All direct flights to and from China, Italy, South Korea and Iran were also cancelled.
Cruise ships and foreign yachts were also banned from docking at any of the country’s ports.
With arrival numbers falling and the visa suspension in effect, several resorts across the Maldives had been closed.
Tourism has been the bedrock of the Maldives’ economic success. The $5 billion-dollar economy grew by 6.7 per cent in 2018 with tourism generating 60 per cent of foreign income.
However, the government is at present projecting a possible 13 per cent economic contraction this year — an estimated $778 million hit.
On March 8, Maldives reported its first cases of the novel coronavirus, as two hotel employees tested positive for Covid-19 at a luxury resort in the archipelago.
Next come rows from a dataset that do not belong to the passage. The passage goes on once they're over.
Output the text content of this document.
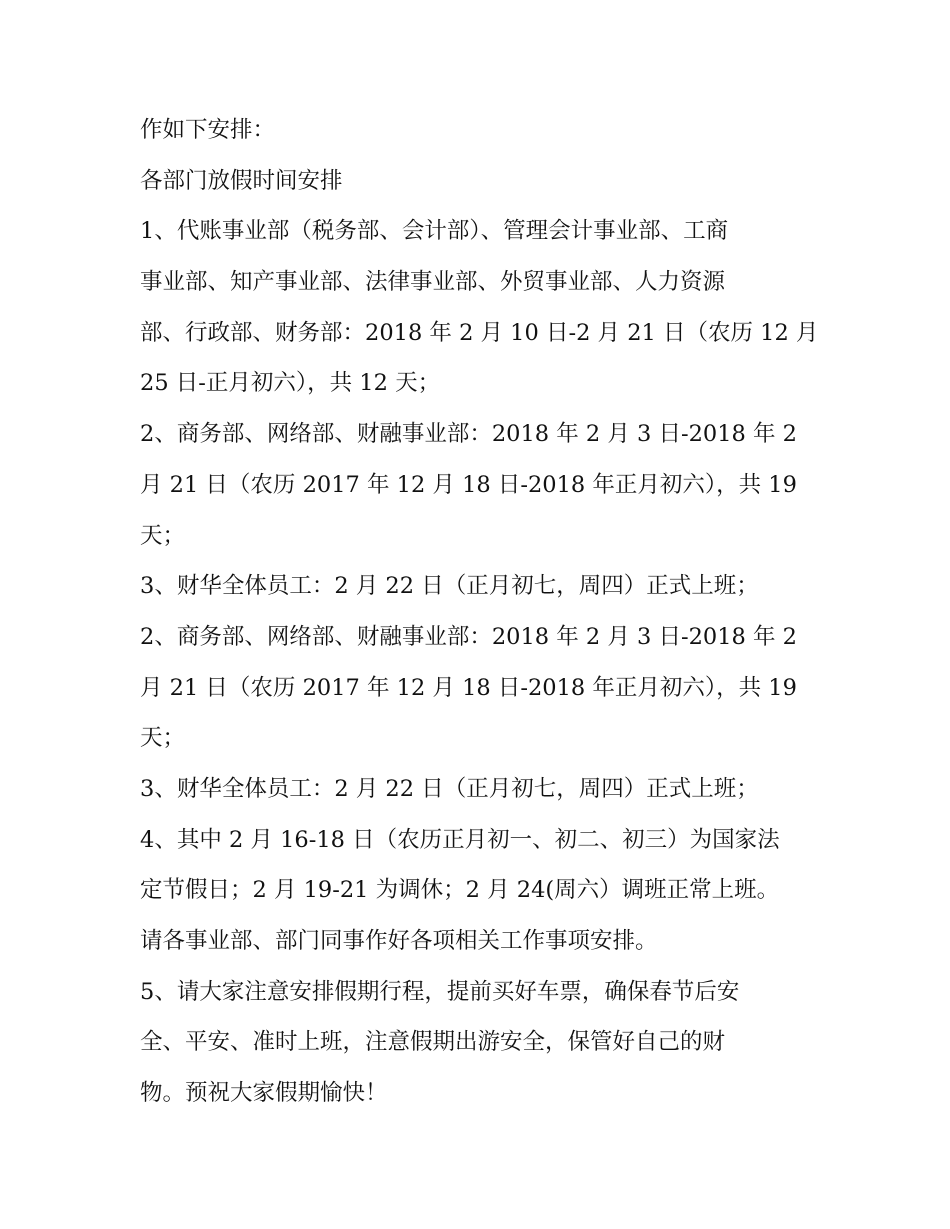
作如下安排：
各部门放假时间安排
1、代账事业部（税务部、会计部）、管理会计事业部、工商
事业部、知产事业部、法律事业部、外贸事业部、人力资源
部、行政部、财务部：2018 年 2 月 10 日-2 月 21 日（农历 12 月
25 日-正月初六），共 12 天；
2、商务部、网络部、财融事业部：2018 年 2 月 3 日-2018 年 2
月 21 日（农历 2017 年 12 月 18 日-2018 年正月初六），共 19
天；
3、财华全体员工：2 月 22 日（正月初七，周四）正式上班；
2、商务部、网络部、财融事业部：2018 年 2 月 3 日-2018 年 2
月 21 日（农历 2017 年 12 月 18 日-2018 年正月初六），共 19
天；
3、财华全体员工：2 月 22 日（正月初七，周四）正式上班；
4、其中 2 月 16-18 日（农历正月初一、初二、初三）为国家法
定节假日；2 月 19-21 为调休；2 月 24(周六）调班正常上班。
请各事业部、部门同事作好各项相关工作事项安排。
5、请大家注意安排假期行程，提前买好车票，确保春节后安
全、平安、准时上班，注意假期出游安全，保管好自己的财
物。预祝大家假期愉快！
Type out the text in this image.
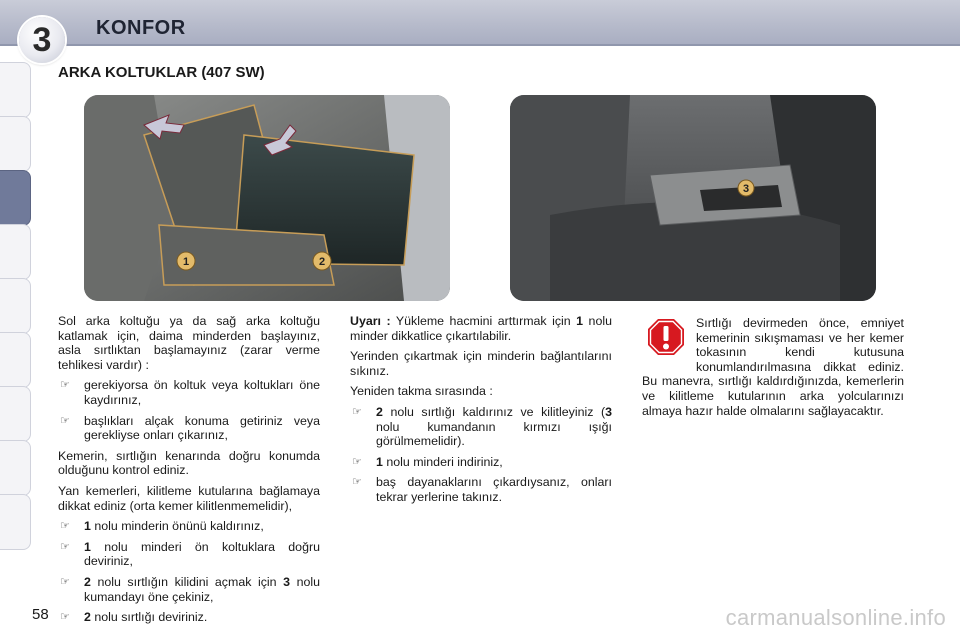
3 KONFOR
ARKA KOLTUKLAR (407 SW)
1	2
3

Sol arka koltuğu ya da sağ arka koltuğu katlamak için, daima minderden başlayınız, asla sırtlıktan başlamayınız (zarar verme tehlikesi vardır) :

☞	gerekiyorsa ön koltuk veya koltukları öne kaydırınız,
☞	başlıkları alçak konuma getiriniz veya gerekliyse onları çıkarınız,

Kemerin, sırtlığın kenarında doğru konumda olduğunu kontrol ediniz.

Yan kemerleri, kilitleme kutularına bağlamaya dikkat ediniz (orta kemer kilitlenmemelidir),

☞	1 nolu minderin önünü kaldırınız,
☞	1 nolu minderi ön koltuklara doğru deviriniz,
☞	2 nolu sırtlığın kilidini açmak için 3 nolu kumandayı öne çekiniz,
☞	2 nolu sırtlığı deviriniz.

Uyarı : Yükleme hacmini arttırmak için 1 nolu minder dikkatlice çıkartılabilir.

Yerinden çıkartmak için minderin bağlantılarını sıkınız.

Yeniden takma sırasında :

☞	2 nolu sırtlığı kaldırınız ve kilitleyiniz (3 nolu kumandanın kırmızı ışığı görülmemelidir).
☞	1 nolu minderi indiriniz,
☞	baş dayanaklarını çıkardıysanız, onları tekrar yerlerine takınız.
Sırtlığı devirmeden önce, emniyet kemerinin sıkışmaması ve her kemer tokasının kendi kutusuna konumlandırılmasına dikkat ediniz. Bu manevra, sırtlığı kaldırdığınızda, kemerlerin ve kilitleme kutularının arka yolcularınızı almaya hazır halde olmalarını sağlayacaktır.
58	carmanualsonline.info
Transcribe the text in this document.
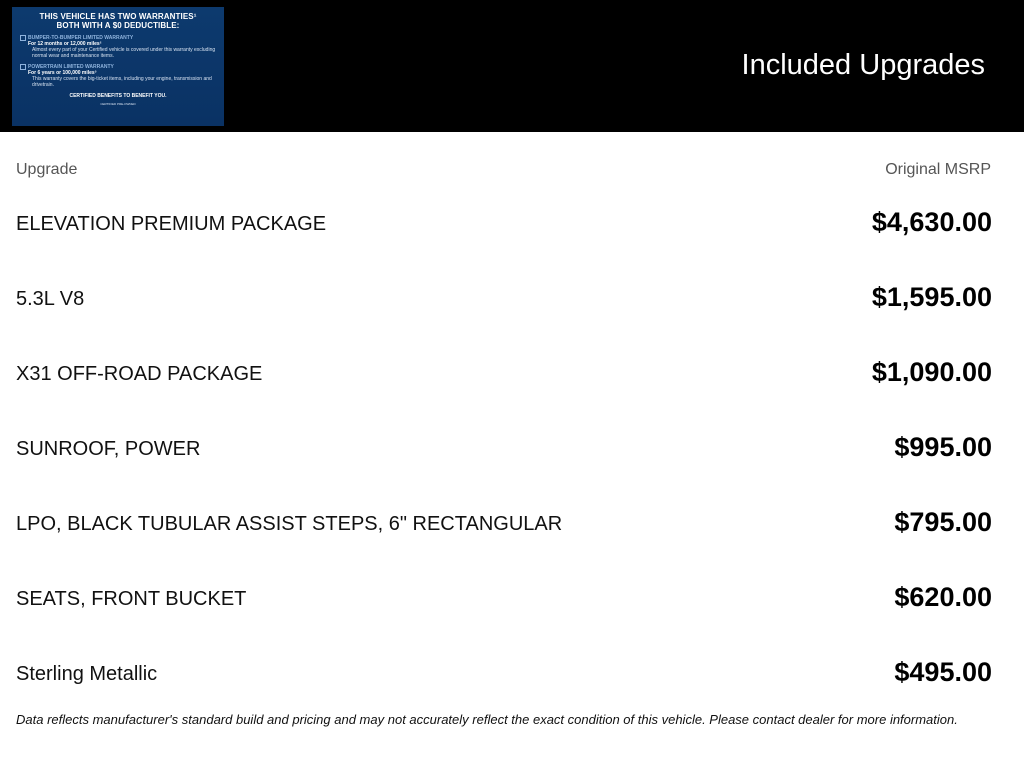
THIS VEHICLE HAS TWO WARRANTIES¹
BOTH WITH A $0 DEDUCTIBLE:
BUMPER-TO-BUMPER LIMITED WARRANTY
For 12 months or 12,000 miles²
Almost every part of your Certified vehicle is covered under this warranty excluding normal wear and maintenance items.
POWERTRAIN LIMITED WARRANTY
For 6 years or 100,000 miles³
This warranty covers the big-ticket items, including your engine, transmission and drivetrain.
CERTIFIED BENEFITS TO BENEFIT YOU.
CERTIFIED PRE-OWNED
Included Upgrades
Upgrade	Original MSRP
ELEVATION PREMIUM PACKAGE	$4,630.00
5.3L V8	$1,595.00
X31 OFF-ROAD PACKAGE	$1,090.00
SUNROOF, POWER	$995.00
LPO, BLACK TUBULAR ASSIST STEPS, 6" RECTANGULAR	$795.00
SEATS, FRONT BUCKET	$620.00
Sterling Metallic	$495.00
Data reflects manufacturer's standard build and pricing and may not accurately reflect the exact condition of this vehicle. Please contact dealer for more information.
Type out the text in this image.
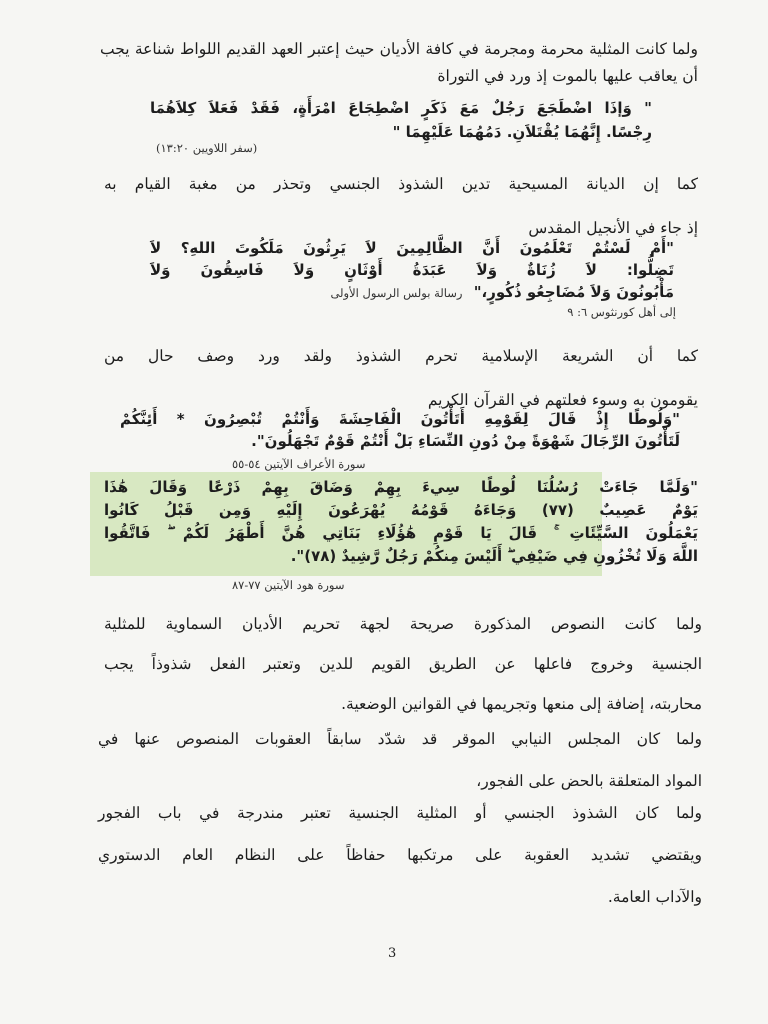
ولما كانت المثلية محرمة ومجرمة في كافة الأديان حيث إعتبر العهد القديم اللواط شناعة يجب
أن يعاقب عليها بالموت إذ ورد في التوراة
" وَإذَا اضْطَجَعَ رَجُلٌ مَعَ ذَكَرٍ اضْطِجَاعَ امْرَأَةٍ، فَقَدْ فَعَلاَ كِلاَهُمَا
رِجْسًا. إِنَّهُمَا يُقْتَلاَنِ. دَمُهُمَا عَلَيْهِمَا "
(سفر اللاويين ١٣:٢٠)
كما إن الديانة المسيحية تدين الشذوذ الجنسي وتحذر من مغبة القيام به
إذ جاء في الأنجيل المقدس
"أَمْ لَسْتُمْ تَعْلَمُونَ أَنَّ الظَّالِمِينَ لاَ يَرِثُونَ مَلَكُوتَ اللهِ؟ لاَ
تَضِلُّوا: لاَ زُنَاةٌ وَلاَ عَبَدَةُ أَوْثَانٍ وَلاَ فَاسِقُونَ وَلاَ
مَأْبُونُونَ وَلاَ مُضَاجِعُو ذُكُورٍ،" رسالة بولس الرسول الأولى
إلى أهل كورنثوس ٦: ٩
كما أن الشريعة الإسلامية تحرم الشذوذ ولقد ورد وصف حال من
يقومون به وسوء فعلتهم في القرآن الكريم
"وَلُوطًا إِذْ قَالَ لِقَوْمِهِ أَتَأْتُونَ الْفَاحِشَةَ وَأَنْتُمْ تُبْصِرُونَ * أَئِنَّكُمْ
لَتَأْتُونَ الرِّجَالَ شَهْوَةً مِنْ دُونِ النِّسَاءِ بَلْ أَنْتُمْ قَوْمٌ تَجْهَلُونَ".
سورة الأعراف الآيتين ٥٤-٥٥
"وَلَمَّا جَاءَتْ رُسُلُنَا لُوطًا سِيءَ بِهِمْ وَضَاقَ بِهِمْ ذَرْعًا وَقَالَ هَٰذَا
يَوْمٌ عَصِيبٌ (٧٧) وَجَاءَهُ قَوْمُهُ يُهْرَعُونَ إِلَيْهِ وَمِن قَبْلُ كَانُوا
يَعْمَلُونَ السَّيِّئَاتِ ۚ قَالَ يَا قَوْمِ هَٰؤُلَاءِ بَنَاتِي هُنَّ أَطْهَرُ لَكُمْ ۖ فَاتَّقُوا
اللَّهَ وَلَا تُخْزُونِ فِي ضَيْفِي ۖ أَلَيْسَ مِنكُمْ رَجُلٌ رَّشِيدٌ (٧٨)".
سورة هود الآيتين ٧٧-٨٧
ولما كانت النصوص المذكورة صريحة لجهة تحريم الأديان السماوية للمثلية
الجنسية وخروج فاعلها عن الطريق القويم للدين وتعتبر الفعل شذوذاً يجب
محاربته، إضافة إلى منعها وتجريمها في القوانين الوضعية.
ولما كان المجلس النيابي الموقر قد شدّد سابقاً العقوبات المنصوص عنها في
المواد المتعلقة بالحض على الفجور،
ولما كان الشذوذ الجنسي أو المثلية الجنسية تعتبر مندرجة في باب الفجور
ويقتضي تشديد العقوبة على مرتكبها حفاظاً على النظام العام الدستوري
والآداب العامة.
3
Eighteen more cases — all foreigners working or staying resorts and liveaboard vessels except five Maldivians who had returned from abroad — were later identified.
A six-case cluster of locals, detected in capital Male on April 15, confirmed community transmission of the coronavirus. Several more clusters have since been identified, bringing the total number of confirmed case in the Maldives to 1,371.
Four deaths have been reported and 144 have made full recoveries.
The Maldives announced a state of public health emergency on March 12, the first such declaration under a recent public health protection law.
The public health emergency declaration has allowed the government to introduce a series of unprecedented restrictive and social distancing measures, including stay-at-home orders in capital Male and its suburbs, a ban on inter-island transport and public gatherings across the country, and a nationwide closing of government offices, schools, colleges and universities.
Non-essential services and public places in the capital such as gyms, cinemas and parks have also been shut.
Restaurants and cafes in the capital have been asked to stop dine-in service and switch to takeaway and delivery.
A nationwide shutdown of all guesthouses, city hotels and spa facilities located on inhabited islands is also in effect.
Photo: Yachts docked at Uligan in Haa Alif atoll.